Draw a profile of the fraggle monster's face on the left side of the paper. If you are left-handed, begin on the right. It is not necessary to draw the fraggle monster's profile exactly as you see it. In fact, it would be better if you would draw a crazy monster face on your own.
2) Draw horizontal lines for the top and bottom of the vase.
3) Trace over the drawing of the face that you have already drawn. Name the parts of the face as you pass over each feature.
4) Next, beginning at the top of your drawing, draw your monster face in reverse on the right side of the vase. This second profile should be a copy of the first in reverse. Be observant of what you are thinking as you draw this profile.
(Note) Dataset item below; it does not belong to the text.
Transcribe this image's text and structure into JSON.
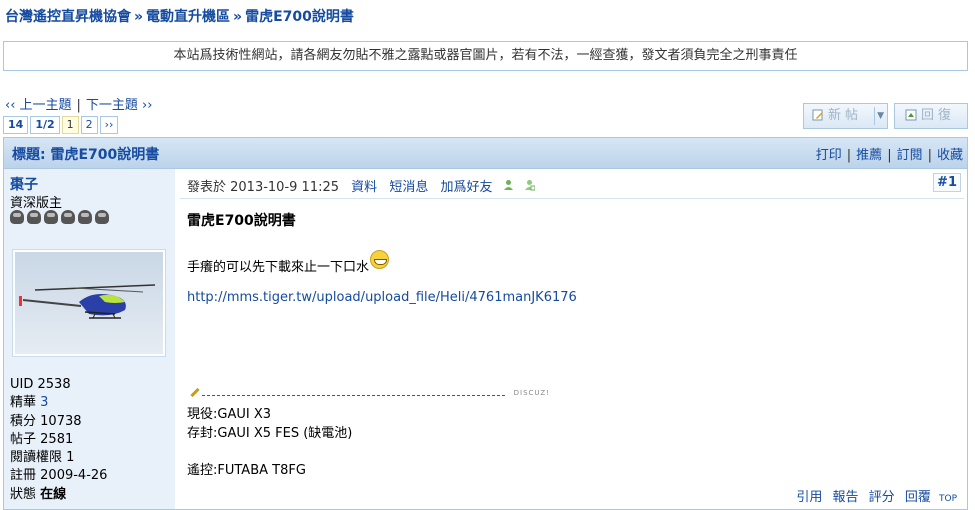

As with the "Optical Illusion Vase", the first profile was probably drawn quickly using thinking skills that allowed you to draw shapes from memory and then name the features. If your drawing of the first face seemed easy, while the second face still seemed challenging and confusing, don't give up. The goal of these lessons is not to draw a perfect picture. Instead, it is help you think differently and recognize that to draw well a whole new set of thinking skills must be discovered and developed - skills that are right for drawing.
Let's try another lesson: Lesson 3: Upside-Down Dog
This series of exercises was created to help the young artist discover and develop the special abilities of the right brain. The side of the brain that is "right for drawing."
This drawing project is the second in a series of projects that will help you to develop those special abilities. During this project students may experience confusion and conflict to accomplish the task of drawing the second profile and that they had to analyze and problem solve. This profile had to be drawn differently. This is right-brain drawing.
Lessons in this "Learn to Draw" series are based on ideas from Drawing on the Right Side of the Brain by Betty Edwards.